Analyzing a country’s energy mix is essential to understanding its economic development. This is especially true for countries that are not self-sufficient in energy, as in Argentina’s case. This problem is all the more apparent in the current international context, in which the increase in hydrocarbon prices will cause a significant decline in Argentina’s balance of trade for the sector this year.

This study analyzes how Argentina’s hydrocarbon sector has evolved in recent decades. It explores the obstacles the sector faced during the process of consolidating a sustained growth strategy and analyzes its potential, particularly in terms of the nonconventional energy resources available in the country.

The first section of the study analyzes Argentina’s hydrocarbon sector in the context of the energy transition that has begun internationally. The second section traces the development of Argentina’s hydrocarbon sector following the privatization of state oil company YPF in 1992, including landmark moments such as its renationalization in 2012. The last section discusses the sector today and in the recent past before focusing on the future and the substantial opportunity that the nonconventional resources at Vaca Muerta constitute.
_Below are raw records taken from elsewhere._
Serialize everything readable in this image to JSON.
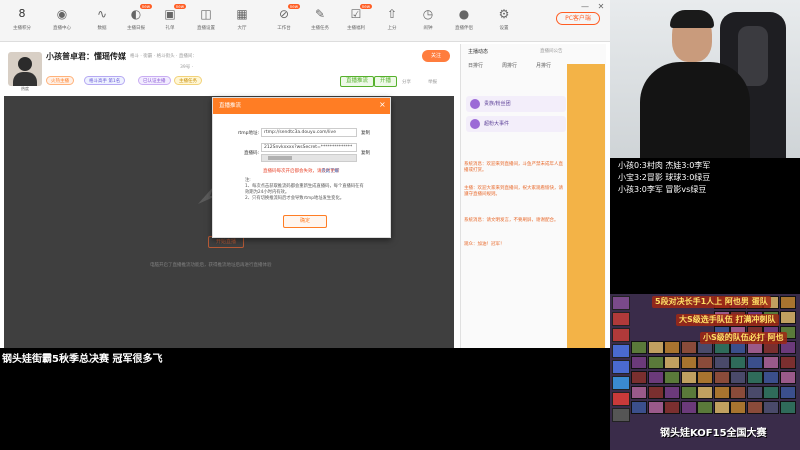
{
  "topnav": {
    "items": [
      {
        "label": "主播积分",
        "icon": "8"
      },
      {
        "label": "直播中心",
        "icon": "camera-icon"
      },
      {
        "label": "数据",
        "icon": "pulse-icon"
      },
      {
        "label": "主播日报",
        "icon": "chart-icon",
        "badge": "new"
      },
      {
        "label": "礼单",
        "icon": "gift-icon",
        "badge": "new"
      },
      {
        "label": "直播设置",
        "icon": "tv-icon"
      },
      {
        "label": "大厅",
        "icon": "grid-icon"
      },
      {
        "label": "工作台",
        "icon": "tool-icon",
        "badge": "new"
      },
      {
        "label": "主播任务",
        "icon": "task-icon"
      },
      {
        "label": "主播福利",
        "icon": "gift2-icon",
        "badge": "new"
      },
      {
        "label": "上分",
        "icon": "upload-icon"
      },
      {
        "label": "闹钟",
        "icon": "clock-icon"
      },
      {
        "label": "直播伴侣",
        "icon": "mic-icon"
      },
      {
        "label": "设置",
        "icon": "gear-icon"
      }
    ],
    "pc_button": "PC客户端",
    "window_min": "—",
    "window_close": "✕"
  },
  "streamer": {
    "room_title": "小孩普卓君：懂瑶传媒",
    "meta_line1": "格斗 · 街霸 · 格斗街头 · 直播间：",
    "meta_line2": "39号 ·",
    "avatar_label": "热度",
    "follow": "关注",
    "tags": [
      "火热主播",
      "格斗高手 第1名",
      "已认证主播",
      "主播任务"
    ],
    "live_buttons": [
      "直播推流",
      "开播"
    ],
    "share": "分享",
    "report": "举报"
  },
  "player": {
    "start_button": "开始直播",
    "hint": "电脑开启了直播推流功能后，获得推流地址后再进行直播体验"
  },
  "modal": {
    "title": "直播推流",
    "close": "×",
    "rtmp_label": "rtmp地址:",
    "rtmp_value": "rtmp://sendtc3a.douyu.com/live",
    "stream_label": "直播码:",
    "stream_value": "212Snvkxxxx?wsSecret=**************",
    "copy": "复制",
    "warning_link": "直播码每次开启都会失效，请及时更新",
    "help_link": "点此了解",
    "notes_title": "注:",
    "note1": "1、每次点击获取推流码都会重新生成直播码，每个直播码在有效期为24小时内有效。",
    "note2": "2、只有切换推流码后才会导致rtmp地址发生变化。",
    "ok_button": "确定"
  },
  "sidebar": {
    "header": "主播动态",
    "sub": "直播间公告",
    "tabs": [
      "日排行",
      "周排行",
      "月排行"
    ],
    "item1": "贵族/粉丝团",
    "item2": "超粉大事件",
    "chat": [
      "系统消息：欢迎来到直播间，斗鱼严禁未成年人直播或打赏。",
      "主播：欢迎大家来到直播间，祝大家观看愉快，请遵守直播间规则。",
      "系统消息：请文明发言，不要刷屏，谢谢配合。",
      "观众：加油！冠军！"
    ]
  },
  "scores": [
    "小孩0:3村肉  杰娃3:0李军",
    "小宝3:2冒影  球球3:0绿豆",
    "小孩3:0李军  冒影vs绿豆"
  ],
  "event_title": "钢头娃街霸5秋季总决赛  冠军很多飞",
  "team_banners": [
    "5段对决长手1人上 阿也男 蛋队",
    "大S级选手队伍 打满冲刺队",
    "小S级的队伍必打 阿也"
  ],
  "kof_title": "钢头娃KOF15全国大赛",
  "colors": {
    "accent": "#ff5d23",
    "modal_header": "#ff7d24",
    "green": "#56b12c"
  }
}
By drawing on the nonconventional resources of the Neuquén basin, Argentina could potentially meet its demand for oil for almost a century and its demand for natural gas for twice that time. This implies being able to develop a new export platform for hydrocarbon resources in the coming decades. No other sector in the Argentinian economy has the potential to increase its exports as much as the hydrocarbon sector.

In short, this paper aims to draw on historical evidence to identify how Argentina’s regulatory framework needs to be modified to make the most of the historical window of opportunity that nonconventional resources represent. Developing these resources would imply a major contribution to the process of overcoming the external restrictions that the Argentinian economy has faced in recent decades and to financing the energy transition that the country must necessarily undertake over the 21st century.

This study is the first in a series entitled Opportunities for Argentina’s Energy Matrix. The second paper will focus on the electricity sector.